The results confirmed that the ORT is both sensitive and specific when compared with the standard fourth generation HIV enzyme immunoassay (EIA), and also highly acceptable to the patients.
Three-quarters (74.0%) of the participants found the ORT less stressful than giving a conventional blood sample. Nearly all (99.2%) said they would have an ORT again and 99.4% said they would recommend ORT to their peers. However, they were not asked whether having to pay for the test would affect their decision to be tested again. Most (69.1%) said approval by the Therapeutic Goods Administration would "encourage testing".
"The incidence of HIV in Australia has steadily increased since the nadir of 724 infections in 1999, to a 15-year high of 1236 cases in 2013", the researchers, led by Associate Professor Derek Chan, a staff specialist at the Albion Centre, part of South Eastern Sydney Local Health District, wrote.

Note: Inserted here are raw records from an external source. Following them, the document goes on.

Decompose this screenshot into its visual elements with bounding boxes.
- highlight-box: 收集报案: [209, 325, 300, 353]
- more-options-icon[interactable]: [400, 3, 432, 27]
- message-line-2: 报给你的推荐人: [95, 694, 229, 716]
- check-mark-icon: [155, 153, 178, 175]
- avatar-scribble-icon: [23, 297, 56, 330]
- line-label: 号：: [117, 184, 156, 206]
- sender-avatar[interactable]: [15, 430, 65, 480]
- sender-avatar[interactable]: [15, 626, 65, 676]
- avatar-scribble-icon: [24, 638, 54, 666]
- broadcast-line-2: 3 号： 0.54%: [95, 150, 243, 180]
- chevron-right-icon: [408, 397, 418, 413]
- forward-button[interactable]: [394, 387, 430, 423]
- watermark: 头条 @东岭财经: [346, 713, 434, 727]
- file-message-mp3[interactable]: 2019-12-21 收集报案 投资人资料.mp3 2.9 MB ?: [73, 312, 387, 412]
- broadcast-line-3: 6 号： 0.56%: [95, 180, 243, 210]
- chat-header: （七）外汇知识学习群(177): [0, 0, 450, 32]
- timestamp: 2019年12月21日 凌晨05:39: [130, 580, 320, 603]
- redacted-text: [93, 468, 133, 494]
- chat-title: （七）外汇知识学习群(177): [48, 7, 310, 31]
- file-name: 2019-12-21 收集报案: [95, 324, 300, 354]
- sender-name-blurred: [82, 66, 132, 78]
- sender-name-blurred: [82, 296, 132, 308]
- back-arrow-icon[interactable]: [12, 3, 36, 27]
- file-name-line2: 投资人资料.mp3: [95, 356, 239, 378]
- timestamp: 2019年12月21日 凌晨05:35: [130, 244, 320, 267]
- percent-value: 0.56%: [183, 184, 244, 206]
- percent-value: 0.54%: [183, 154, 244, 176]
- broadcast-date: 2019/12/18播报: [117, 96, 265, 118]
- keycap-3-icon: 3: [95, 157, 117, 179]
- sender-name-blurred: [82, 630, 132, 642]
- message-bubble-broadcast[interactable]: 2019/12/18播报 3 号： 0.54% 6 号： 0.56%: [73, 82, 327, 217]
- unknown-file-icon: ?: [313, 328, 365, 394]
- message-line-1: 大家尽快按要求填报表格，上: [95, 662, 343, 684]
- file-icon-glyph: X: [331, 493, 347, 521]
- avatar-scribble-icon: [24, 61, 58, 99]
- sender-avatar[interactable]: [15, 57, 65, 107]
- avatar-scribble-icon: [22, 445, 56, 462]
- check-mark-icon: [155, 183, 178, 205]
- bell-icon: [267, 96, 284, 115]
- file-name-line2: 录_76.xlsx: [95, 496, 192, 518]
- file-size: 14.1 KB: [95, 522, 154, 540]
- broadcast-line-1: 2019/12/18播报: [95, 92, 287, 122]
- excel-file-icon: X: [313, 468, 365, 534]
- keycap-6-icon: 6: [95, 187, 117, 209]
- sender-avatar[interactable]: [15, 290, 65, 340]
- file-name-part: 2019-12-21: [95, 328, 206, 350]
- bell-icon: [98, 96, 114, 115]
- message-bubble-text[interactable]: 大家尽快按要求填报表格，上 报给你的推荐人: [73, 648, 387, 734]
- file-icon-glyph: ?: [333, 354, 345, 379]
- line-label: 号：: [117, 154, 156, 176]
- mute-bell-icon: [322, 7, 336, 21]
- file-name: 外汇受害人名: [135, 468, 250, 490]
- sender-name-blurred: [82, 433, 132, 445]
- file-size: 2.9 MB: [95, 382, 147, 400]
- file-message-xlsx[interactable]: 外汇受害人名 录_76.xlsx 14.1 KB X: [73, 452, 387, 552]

"This increase has happened despite 90% uptake of antiretroviral therapy among patients with HIV, more of them attaining undetectable viral load (58% in 2004 compared with 88% in 2013) and ongoing prevention efforts (safer sex promotion, testing campaigns, post-exposure prophylaxis)." Increasing HIV testing rates is a key part of addressing this increase, and the ORT may facilitate this by removing barriers to testing.
The ORT was conducted by trained staff or site investigators and the result was interpreted by two staff members: as reactive or non-reactive or invalid. All participants consented to both the ORT and the available confirmatory EIA test performed by the study site laboratory. There were 11 true-positive ORT results, two false-negative (non-reactive) results (both were early infections), one false-positive (reactive) result (due to reader error) and 1060 true negative (or true nonreactive) results. Participants with non-reactive results were asked the survey questions, while those with reactive results were not surveyed and received immediate counselling and medical review.
The sensitivity of the ORT may be reduced by - reader error and early infection. Using serological tests to confirm only the reactive ORT results is practical in the general population at low risk of HIV infection. However, during early HIV infection the sensitivity of the ORT is decreased and the authors recommend that clinicians consider confirmatory tests in high-risk populations. Recent exposure, symptoms of seroconversion and consideration of the "window period" should guide this decision.
The researchers concluded that: "HIV rapid tests such as the ORT can play a key role in early diagnosis, initiation of antiretroviral therapy and preventing transmission, particularly among MSM and individuals at high risk".
"This will deliver clear individual and public health benefits. As is the case in the US, we believe the ORT is an appropriate alternative rapid test to tackle Australia's HIV epidemic.
"The main advantage of the ORT is the simple two-step process making it ideal for home testing."